Vu l’article 789 du code de procédure civile donnant compétence au juge de la mise en état pour ordonner toute mesure d’instruction.
En l’espèce, s’agissant de l’irrecevabilité soulevée par Monsieur [B] [P] de la demande d’expertise judiciaire de Madame [H] [P] qui figurait dans ses conclusions au fond, il n’y a plus lieu de se prononcer sur ce point puisque dans ses dernières écritures au fond Madame [H] [P] ne demande plus au tribunal d’expertise judiciaire, mais indique uniquement « il a été sollicité devant le juge de la mise en état une expertise judiciaire ».
Il n’y a donc pas lieu de déclarer irrecevable une demande qui n’existe plus devant le tribunal.
S’agissant de la demande d’expertise judiciaire présentée devant le juge de la mise en état, cette mesure n’apparaît pas nécessaire à ce stade de la procédure dès lors que la demande principale au fond de Madame [P] est une demande de démolition des constructions litigieuses.

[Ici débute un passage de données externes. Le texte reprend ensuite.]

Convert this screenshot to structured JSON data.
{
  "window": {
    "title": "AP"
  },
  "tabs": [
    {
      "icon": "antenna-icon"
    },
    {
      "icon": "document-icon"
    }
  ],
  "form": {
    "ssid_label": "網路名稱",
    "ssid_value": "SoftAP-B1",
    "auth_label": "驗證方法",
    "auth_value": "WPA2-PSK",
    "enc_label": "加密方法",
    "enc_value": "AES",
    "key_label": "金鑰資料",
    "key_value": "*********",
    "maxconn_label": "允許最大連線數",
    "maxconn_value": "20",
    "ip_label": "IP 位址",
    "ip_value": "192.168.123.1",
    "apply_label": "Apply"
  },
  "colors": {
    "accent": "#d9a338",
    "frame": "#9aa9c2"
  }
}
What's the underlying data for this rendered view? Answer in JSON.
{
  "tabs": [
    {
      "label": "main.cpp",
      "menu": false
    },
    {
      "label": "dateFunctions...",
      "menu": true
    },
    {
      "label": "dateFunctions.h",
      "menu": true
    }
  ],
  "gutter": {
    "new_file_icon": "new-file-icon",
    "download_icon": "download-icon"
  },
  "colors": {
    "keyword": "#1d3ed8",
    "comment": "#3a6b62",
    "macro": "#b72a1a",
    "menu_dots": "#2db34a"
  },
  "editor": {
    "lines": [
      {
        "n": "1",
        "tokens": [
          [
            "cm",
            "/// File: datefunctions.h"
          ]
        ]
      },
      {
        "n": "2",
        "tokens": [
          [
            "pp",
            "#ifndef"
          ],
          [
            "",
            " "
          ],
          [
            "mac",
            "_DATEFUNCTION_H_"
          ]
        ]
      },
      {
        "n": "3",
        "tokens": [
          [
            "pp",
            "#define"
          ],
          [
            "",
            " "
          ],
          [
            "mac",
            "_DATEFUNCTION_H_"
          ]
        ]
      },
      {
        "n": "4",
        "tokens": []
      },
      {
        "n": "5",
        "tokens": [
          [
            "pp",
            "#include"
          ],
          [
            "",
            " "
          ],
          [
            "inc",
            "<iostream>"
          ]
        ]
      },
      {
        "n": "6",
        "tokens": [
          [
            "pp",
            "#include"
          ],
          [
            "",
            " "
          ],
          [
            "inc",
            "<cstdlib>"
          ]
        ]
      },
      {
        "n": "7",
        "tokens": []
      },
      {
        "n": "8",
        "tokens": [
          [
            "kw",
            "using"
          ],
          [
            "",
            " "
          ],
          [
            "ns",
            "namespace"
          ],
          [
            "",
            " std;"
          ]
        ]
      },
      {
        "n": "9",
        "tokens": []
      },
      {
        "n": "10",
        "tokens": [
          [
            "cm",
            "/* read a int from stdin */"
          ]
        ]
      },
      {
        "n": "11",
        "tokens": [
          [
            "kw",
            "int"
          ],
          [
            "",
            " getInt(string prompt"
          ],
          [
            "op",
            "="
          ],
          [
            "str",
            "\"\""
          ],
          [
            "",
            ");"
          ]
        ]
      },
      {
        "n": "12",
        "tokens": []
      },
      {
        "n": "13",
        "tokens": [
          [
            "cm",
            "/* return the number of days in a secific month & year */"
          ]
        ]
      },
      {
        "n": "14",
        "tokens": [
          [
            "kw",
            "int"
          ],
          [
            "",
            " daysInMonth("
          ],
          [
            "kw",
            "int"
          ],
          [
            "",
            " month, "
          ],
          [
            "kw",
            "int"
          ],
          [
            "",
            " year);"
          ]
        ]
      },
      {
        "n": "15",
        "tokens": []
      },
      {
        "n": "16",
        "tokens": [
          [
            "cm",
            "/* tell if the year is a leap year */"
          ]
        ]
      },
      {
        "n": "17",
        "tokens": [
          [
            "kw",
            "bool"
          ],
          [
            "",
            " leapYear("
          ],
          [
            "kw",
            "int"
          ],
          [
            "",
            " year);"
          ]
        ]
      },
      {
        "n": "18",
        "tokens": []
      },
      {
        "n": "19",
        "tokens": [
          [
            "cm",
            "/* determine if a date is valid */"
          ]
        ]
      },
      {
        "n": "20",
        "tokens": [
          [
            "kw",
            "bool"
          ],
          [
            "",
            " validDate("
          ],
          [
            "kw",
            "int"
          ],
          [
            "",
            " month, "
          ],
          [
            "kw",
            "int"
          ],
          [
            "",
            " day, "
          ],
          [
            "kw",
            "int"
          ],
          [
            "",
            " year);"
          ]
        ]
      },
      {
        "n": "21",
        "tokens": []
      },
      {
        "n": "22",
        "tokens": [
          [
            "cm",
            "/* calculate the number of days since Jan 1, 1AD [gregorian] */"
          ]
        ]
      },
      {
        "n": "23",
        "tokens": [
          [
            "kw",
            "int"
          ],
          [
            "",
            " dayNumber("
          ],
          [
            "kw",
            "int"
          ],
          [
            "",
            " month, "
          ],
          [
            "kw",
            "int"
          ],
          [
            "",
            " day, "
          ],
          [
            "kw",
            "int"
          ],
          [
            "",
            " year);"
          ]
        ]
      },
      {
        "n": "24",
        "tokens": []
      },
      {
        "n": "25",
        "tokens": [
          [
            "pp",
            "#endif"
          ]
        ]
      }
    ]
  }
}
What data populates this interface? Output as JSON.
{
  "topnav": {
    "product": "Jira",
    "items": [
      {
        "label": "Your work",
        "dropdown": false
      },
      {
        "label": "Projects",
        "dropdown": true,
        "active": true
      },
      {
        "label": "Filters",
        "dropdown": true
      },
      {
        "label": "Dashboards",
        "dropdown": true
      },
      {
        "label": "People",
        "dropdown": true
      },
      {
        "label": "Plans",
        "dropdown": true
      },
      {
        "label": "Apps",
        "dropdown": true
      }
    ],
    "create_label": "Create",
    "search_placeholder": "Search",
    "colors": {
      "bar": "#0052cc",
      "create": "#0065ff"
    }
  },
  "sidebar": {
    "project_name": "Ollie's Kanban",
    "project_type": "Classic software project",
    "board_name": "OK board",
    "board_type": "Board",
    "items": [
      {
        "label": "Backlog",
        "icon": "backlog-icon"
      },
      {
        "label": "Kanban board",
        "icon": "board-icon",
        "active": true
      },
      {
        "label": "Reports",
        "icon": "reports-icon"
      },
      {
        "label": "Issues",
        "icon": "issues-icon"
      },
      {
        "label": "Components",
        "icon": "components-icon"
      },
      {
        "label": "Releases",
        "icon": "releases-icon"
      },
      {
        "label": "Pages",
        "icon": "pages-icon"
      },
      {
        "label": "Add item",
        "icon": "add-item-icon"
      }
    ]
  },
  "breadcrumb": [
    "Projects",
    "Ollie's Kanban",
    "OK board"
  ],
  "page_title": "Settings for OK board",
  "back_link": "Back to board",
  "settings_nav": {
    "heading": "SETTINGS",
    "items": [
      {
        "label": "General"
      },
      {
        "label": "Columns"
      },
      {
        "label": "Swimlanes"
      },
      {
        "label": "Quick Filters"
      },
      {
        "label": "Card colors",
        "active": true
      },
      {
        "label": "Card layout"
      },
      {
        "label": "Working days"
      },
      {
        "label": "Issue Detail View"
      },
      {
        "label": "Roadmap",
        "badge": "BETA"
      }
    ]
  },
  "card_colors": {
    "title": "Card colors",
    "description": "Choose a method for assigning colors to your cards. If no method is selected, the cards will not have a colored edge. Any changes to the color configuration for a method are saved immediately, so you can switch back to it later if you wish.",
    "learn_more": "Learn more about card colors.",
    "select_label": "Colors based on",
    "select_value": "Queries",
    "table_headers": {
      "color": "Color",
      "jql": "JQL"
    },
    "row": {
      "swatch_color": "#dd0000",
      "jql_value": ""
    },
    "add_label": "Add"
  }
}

En outre, le cas échéant, le tribunal pourra toujours ordonner une telle mesure si la demande principale de démolition n’était pas satisfaite et que l’intervention d’un expert judiciaire géomètre se révélait alors indispensable pour examiner une demande subsidiaire.
Enfin, Madame [H] [P] et Monsieur [B] [P] n’offrent ni l’un, ni l’autre, de supporter les frais de cette expertise judiciaire dans un premier temps et demandent au juge de la mise en état d’ordonner que cette expertise se fasse aux frais avancés du syndicat des copropriétaires. Or, il n’y a aucune raison de demander à l’ensemble des copropriétaires de faire l’avance de ces frais.
A ce stade, les demandes d’expertise judiciaire seront donc rejetées.
Les demandes des parties au titre des frais irrépétibles et dépens seront tranchées par le tribunal.
PAR CES MOTIFS
Le juge de la mise en état, statuant après débats en audience publique et par ordonnance contradictoire, mise à disposition au greffe et susceptible de recours dans les conditions de l’article 795 du code de procédure civile :
REJETONS l’irrecevabilité soulevée par Monsieur [B] [P] de la demande d’expertise judiciaire ;
REJETONS les demandes d’expertise judiciaire de Madame [H] [P] et Monsieur [B] [P] ;
DISONS que les demandes des parties aux titres des frais irrépétibles et dépens seront tranchés par le tribunal ;
DISONS que l’affaire sera rappelée à l’audience de mise en état du 23 septembre 2024 à 10h10 :
— pour éventuelles conclusions des défendeurs avant le 1er juillet 2024;
— bien vouloir solliciter la clôture si le dossier est en état ;
— le juge de la mise en état invite les parties à mettre en place une médiation conventionnelle pour régler ce litige et plus globalement l’ensemble des litiges opposant la fratrie [P] (le cas échéant, les parties peuvent notamment contacter la médiatrice Madame [T] dont les coordonnées vous seront transmises sur simple demande auprès du greffe de la 8ème chambre).
Faite et rendue à Paris le 23 avril 2024.